30 Nov 2016

„In unserer Redaktion gibt es keine Fachidioten – wir sind Idioten in allen Fächern!“

Dieses selbstironische Bonmot einer Hörfunkjournalistin kommentiert Ulrich Teusch in seinem Buch „Lückenpresse“ mit den Worten: „Das trifft die Verhältnisse recht gut. Ist es kritikwürdig? Nein. Denn wie sollte, wie könnte es anders sein?“

Und weil gerade die Zeit der Jahresrückblicke anbricht, hier ein paar kleine Geschichten aus diesem Jahr:

1) Die Milch macht‘s
Schon lange, vielleicht schon immer, berichten Journalisten über alle möglichen Themen und haben nur begrenzte Zeit sich einzuarbeiten. Heute gilt das in noch viel stärkerem Maß. Die Redaktionen wurden, aus wirtschaftlichem Zwang, personell ausgedünnt, gleichzeitig aber fordert die Digitalisierung einen immer schnelleren Takt. „Spiegel Online“, das elektronische Leitmedium in Deutschland, bringt alle paar Minuten neue Meldungen und alle 20 Minuten, zeigt deren Homepage andre Schlagzeilen.

Einerseits ist die „Spiegel“-Seite damit selbst Taktgeber für die Internet-Redaktionen vieler Medien, andererseits aber auch eine gern genutzte Quelle. Und so kam es, dass im Spätsommer der „Spiegel“ als erster den geplanten Zuschuss für notleidende Milchbauern vermeldete und keine Viertelstunde später, taten dies auch zahlreiche weitere Medienseiten.

Dass der „Spiegel“ und nicht das BMEL als Quelle für die vielen Meldungen diente, war unschwer zu erkennen. Das Ministerium hatte nämlich 0,34 Cent pro nicht-geliefertem Liter Milch ausgelobt. Beim Spiegel hatte wohl jemand die Brille nicht auf, machte daraus 0,34 Euro und niemand fiel es auf.

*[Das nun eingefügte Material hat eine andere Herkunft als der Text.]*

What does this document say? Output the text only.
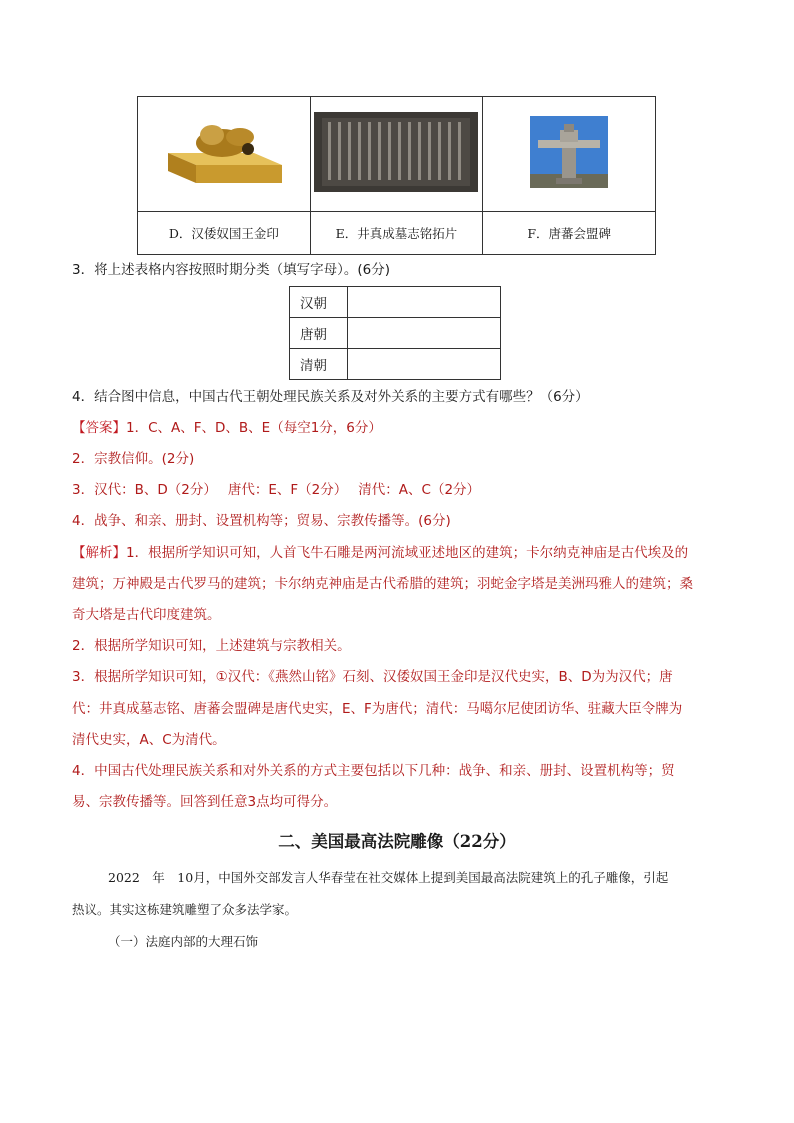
D．汉倭奴国王金印	E．井真成墓志铭拓片	F．唐蕃会盟碑
3．将上述表格内容按照时期分类（填写字母）。(6分)
汉朝	
唐朝	
清朝	
4．结合图中信息，中国古代王朝处理民族关系及对外关系的主要方式有哪些？（6分）
【答案】1．C、A、F、D、B、E（每空1分，6分）
2．宗教信仰。(2分)
3．汉代：B、D（2分）　 唐代：E、F（2分）　 清代：A、C（2分）
4．战争、和亲、册封、设置机构等；贸易、宗教传播等。(6分)
【解析】1．根据所学知识可知，人首飞牛石雕是两河流域亚述地区的建筑；卡尔纳克神庙是古代埃及的
建筑；万神殿是古代罗马的建筑；卡尔纳克神庙是古代希腊的建筑；羽蛇金字塔是美洲玛雅人的建筑；桑
奇大塔是古代印度建筑。
2．根据所学知识可知，上述建筑与宗教相关。
3．根据所学知识可知，①汉代：《燕然山铭》石刻、汉倭奴国王金印是汉代史实，B、D为为汉代；唐
代：井真成墓志铭、唐蕃会盟碑是唐代史实，E、F为唐代；清代：马噶尔尼使团访华、驻藏大臣令牌为
清代史实，A、C为清代。
4．中国古代处理民族关系和对外关系的方式主要包括以下几种：战争、和亲、册封、设置机构等；贸
易、宗教传播等。回答到任意3点均可得分。
二、美国最高法院雕像（22分）
2022　年　10月，中国外交部发言人华春莹在社交媒体上提到美国最高法院建筑上的孔子雕像，引起
热议。其实这栋建筑雕塑了众多法学家。
（一）法庭内部的大理石饰
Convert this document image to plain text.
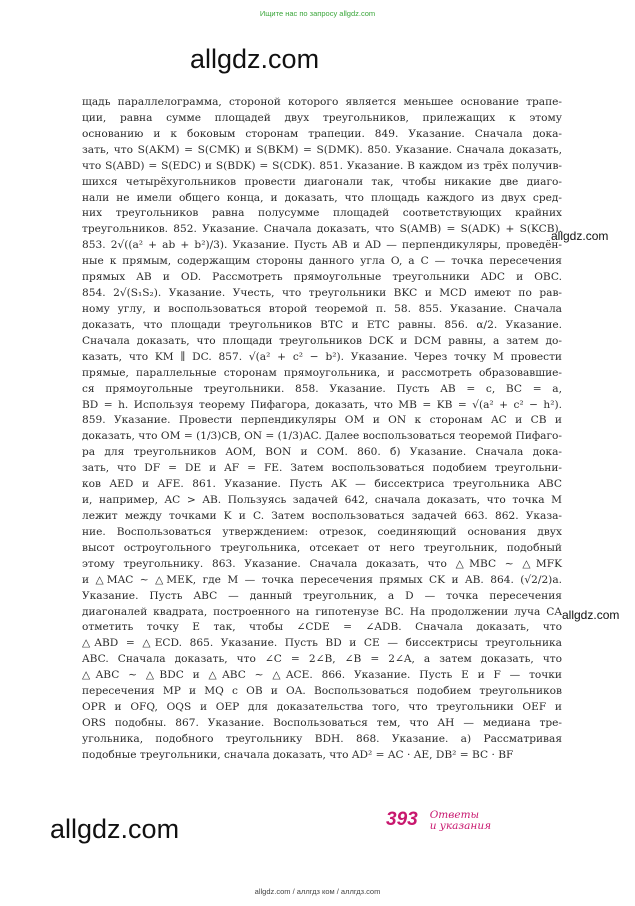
Ищите нас по запросу allgdz.com
allgdz.com
allgdz.com
allgdz.com
allgdz.com

щадь параллелограмма, стороной которого является меньшее основание трапе-

ции, равна сумме площадей двух треугольников, прилежащих к этому

основанию и к боковым сторонам трапеции. 849. Указание. Сначала дока-

зать, что S(AKM) = S(CMK) и S(BKM) = S(DMK). 850. Указание. Сначала доказать,

что S(ABD) = S(EDC) и S(BDK) = S(CDK). 851. Указание. В каждом из трёх получив-

шихся четырёхугольников провести диагонали так, чтобы никакие две диаго-

нали не имели общего конца, и доказать, что площадь каждого из двух сред-

них треугольников равна полусумме площадей соответствующих крайних

треугольников. 852. Указание. Сначала доказать, что S(AMB) = S(ADK) + S(KCB).

853. 2√((a² + ab + b²)/3). Указание. Пусть AB и AD — перпендикуляры, проведён-

ные к прямым, содержащим стороны данного угла O, а C — точка пересечения

прямых AB и OD. Рассмотреть прямоугольные треугольники ADC и OBC.

854. 2√(S₁S₂). Указание. Учесть, что треугольники BKC и MCD имеют по рав-

ному углу, и воспользоваться второй теоремой п. 58. 855. Указание. Сначала

доказать, что площади треугольников BTC и ETC равны. 856. α/2. Указание.

Сначала доказать, что площади треугольников DCK и DCM равны, а затем до-

казать, что KM ∥ DC. 857. √(a² + c² − b²). Указание. Через точку M провести

прямые, параллельные сторонам прямоугольника, и рассмотреть образовавшие-

ся прямоугольные треугольники. 858. Указание. Пусть AB = c, BC = a,

BD = h. Используя теорему Пифагора, доказать, что MB = KB = √(a² + c² − h²).

859. Указание. Провести перпендикуляры OM и ON к сторонам AC и CB и

доказать, что OM = (1/3)CB, ON = (1/3)AC. Далее воспользоваться теоремой Пифаго-

ра для треугольников AOM, BON и COM. 860. б) Указание. Сначала дока-

зать, что DF = DE и AF = FE. Затем воспользоваться подобием треугольни-

ков AED и AFE. 861. Указание. Пусть AK — биссектриса треугольника ABC

и, например, AC > AB. Пользуясь задачей 642, сначала доказать, что точка M

лежит между точками K и C. Затем воспользоваться задачей 663. 862. Указа-

ние. Воспользоваться утверждением: отрезок, соединяющий основания двух

высот остроугольного треугольника, отсекает от него треугольник, подобный

этому треугольнику. 863. Указание. Сначала доказать, что △MBC ∼ △MFK

и △MAC ∼ △MEK, где M — точка пересечения прямых CK и AB. 864. (√2/2)a.

Указание. Пусть ABC — данный треугольник, а D — точка пересечения

диагоналей квадрата, построенного на гипотенузе BC. На продолжении луча CA

отметить точку E так, чтобы ∠CDE = ∠ADB. Сначала доказать, что

△ABD = △ECD. 865. Указание. Пусть BD и CE — биссектрисы треугольника

ABC. Сначала доказать, что ∠C = 2∠B, ∠B = 2∠A, а затем доказать, что

△ABC ∼ △BDC и △ABC ∼ △ACE. 866. Указание. Пусть E и F — точки

пересечения MP и MQ с OB и OA. Воспользоваться подобием треугольников

OPR и OFQ, OQS и OEP для доказательства того, что треугольники OEF и

ORS подобны. 867. Указание. Воспользоваться тем, что AH — медиана тре-

угольника, подобного треугольнику BDH. 868. Указание. а) Рассматривая

подобные треугольники, сначала доказать, что AD² = AC · AE, DB² = BC · BF

393 Ответы
и указания
allgdz.com / аллгдз ком / аллгдз.com
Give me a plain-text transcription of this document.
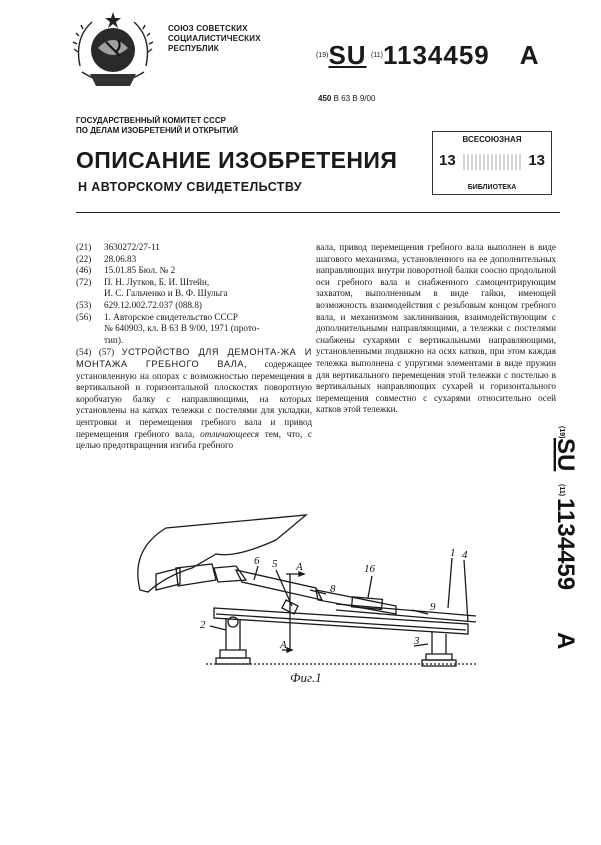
СОЮЗ СОВЕТСКИХ
СОЦИАЛИСТИЧЕСКИХ
РЕСПУБЛИК
(19)SU (11)1134459 A
450 В 63 В 9/00
ГОСУДАРСТВЕННЫЙ КОМИТЕТ СССР
ПО ДЕЛАМ ИЗОБРЕТЕНИЙ И ОТКРЫТИЙ
ОПИСАНИЕ ИЗОБРЕТЕНИЯ
Н АВТОРСКОМУ СВИДЕТЕЛЬСТВУ
ВСЕСОЮЗНАЯ
13	13
БИБЛИОТЕКА
(21)	3630272/27-11
(22)	28.06.83
(46)	15.01.85 Бюл. № 2
(72)	П. Н. Лутков, Б. И. Штейн,
И. С. Гальченко и В. Ф. Шульга
(53)	629.12.002.72.037 (088.8)
(56)	1. Авторское свидетельство СССР
№ 640903, кл. В 63 В 9/00, 1971 (прото-
тип).
(54) (57) УСТРОЙСТВО ДЛЯ ДЕМОНТА-ЖА И МОНТАЖА ГРЕБНОГО ВАЛА, содержащее установленную на опорах с возможностью перемещения в вертикальной и горизонтальной плоскостях поворотную коробчатую балку с направляющими, на которых установлены на катках тележки с постелями для укладки, центровки и перемещения гребного вала и привод перемещения гребного вала, отличающееся тем, что, с целью предотвращения изгиба гребного
вала, привод перемещения гребного вала выполнен в виде шагового механизма, установленного на ее дополнительных направляющих внутри поворотной балки соосно продольной оси гребного вала и снабженного самоцентрирующим захватом, выполненным в виде гайки, имеющей возможность взаимодействия с резьбовым концом гребного вала, и механизмом заклинивания, взаимодействующим с дополнительными направляющими, а тележки с постелями снабжены сухарями с вертикальными направляющими, установленными подвижно на осях катков, при этом каждая тележка выполнена с упругими элементами в виде пружин для вертикального перемещения этой тележки с постелью в вертикальных направляющих сухарей и горизонтального перемещения совместно с сухарями относительно осей катков этой тележки.
(19)
SU
(11)
1134459
A
6 5 А
8
16
1 4
9
2
А	3
Фиг.1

Bei einem Milchpreis von damals 25 Cent pro Liter, hätten bei kurzem Nachdenken allerdings Zweifel aufkommen müssen. Für 34 Cent Prämie hätten vermutlich nicht wenige Bauern ihre Milch höchst selbst ausgetrunken.

2) Der Dünger des Todes
Ein paar Monate zuvor tobte die Debatte über Glyphosat: Das Ackergift, den Unkraut-Killer, manchmal auch gnädig nur Total-Herbizid genannt. Irgendwann fühlte sich auch Ute Vogt, Landwirtschaftsexperten der SPD, bemüßigt eine Meinung abzugeben. Dummerweise aber überlies sie dafür ihr Twitter-Konto einem Mitarbeiter, der prompt das gefährliche Düngemittel Glyphosat aus dem Verkehr ziehen wollte.

Wieder, keine halbe Stunde später, schlossen sich Kommentatoren und Redakteure etlicher Zeitungen der Forderung an, diesen sehr speziellen Dünger zu verbieten. Anscheinend beherrscht manch einer Copy & Paste schon im Schlaf, denn anders ist kaum zu erklären, wie Glyphosat zum Düngemittel werden konnte.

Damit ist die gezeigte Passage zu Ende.